Como era arrimo de família por causa das doenças do marido, que foi demitido do emprego, ela não estava mais conseguindo pagar aluguel e cuidar dos três filhos menores, quando surgiu a oportunidade de erguer um barraco na “invasão da mamoneira”, onde é hoje o Hospital do Corpo de Bombeiros, no Polo de Moda. Preferiu levar a família pra lá do que pedir ajuda à família do pai dos seus filhos, que tinha posses. Na época, conseguiu um emprego na frente de trabalho do SLU para trabalhar como lixeira, onde ficou cinco anos varrendo rua e cuidando da limpeza na área da QI 11 do Guará I.
Tudo ia bem até que, em 1996, o Governo Cristovam Buarque autorizou a criação do Polo de Moda e precisava de toda a área desocupada, mas lá estava a “invasão da mamoneira”, com 45 barracos. Como não conseguiu convencer os ocupantes a deixar o local com argumentos, o governo passou o trator em todos os barracos, deixando em pé apenas o de Teresa, porque haviam três crianças pequenas dentro. Entretanto, alguns dos ocupantes ainda conseguiram ser cadastrados pelo Idhab (atual Codhab) e foram realocados em lotes compartilhados nas QEs 38 e 42, mas Teresa não pôde ser contemplada porque seu nome constava como beneficiária de um lote em Samambaia quando seu marido era servidor da Novacap. Mas o lote não existia mais, porque eles haviam se separado.

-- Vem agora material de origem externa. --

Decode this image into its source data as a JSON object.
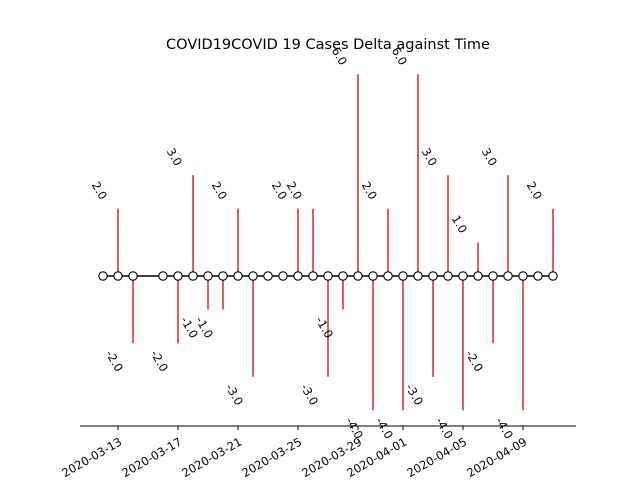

“Fiquei tão revoltada com a derrubada, que peguei meu salário de gari, fretei um ônibus e levei todos os ocupantes dos 12 barracos das famílias que não haviam sido contempladas para a frente da Administração Regional para protestar. Foi aí que o então administrador regional Alírio Neto propôs que fôssemos para a Vila Feliz, uma invasão que existia na área onde é hoje a Expansão do Guará, também conhecida como “cidade do servidor”, conta. Lá, ela passou a liderar os ocupantes, onde conheceu o então deputado distrital José Edmar, que a aconselhou a criar uma associação para lutar por moradia. Lá também conheceu seu segundo e atual marido, Joviniano, “um anjo que apareceu na minha vida”, segundo ela, com quem vive há 20 anos. Nascia a Amohiguar (Associacao dos Moradores das Ocupações Históricas das QEs 38 e 40 e Inquilinos do Guara”, que inicialmente tinha o objetivo de lutar por moradia apenas para os filhos do Guará, ou seja, filhos de pioneiros da cidade que não tinham onde morar.
Pela firmeza e seriedade nas negociações com a Secretaria de Habitação e da Codhab, Teresa passou a ser respeitada pelas autoridades do governo. Por isso, a Amohiguar foi uma das associações habilitadas para receber 25 lotes para seus associados na Expansão do Guará, na parte destinada à habitação de interesse social.
A luta de Teresa, da Amohiguar e das outras associações agora é pela conclusão da estrutura da parte das habitações de interesse social, que ainda não dispõe de asfalto e energia nas ruas. “Aí, minha missão estará cumprida. Vou cuidar dos meus três netos e de minha família”, diz ela, que mais uma vez está descartando convites para disputar um cargo político, daqueles que servem de escada para eleger candidatos mais fortes.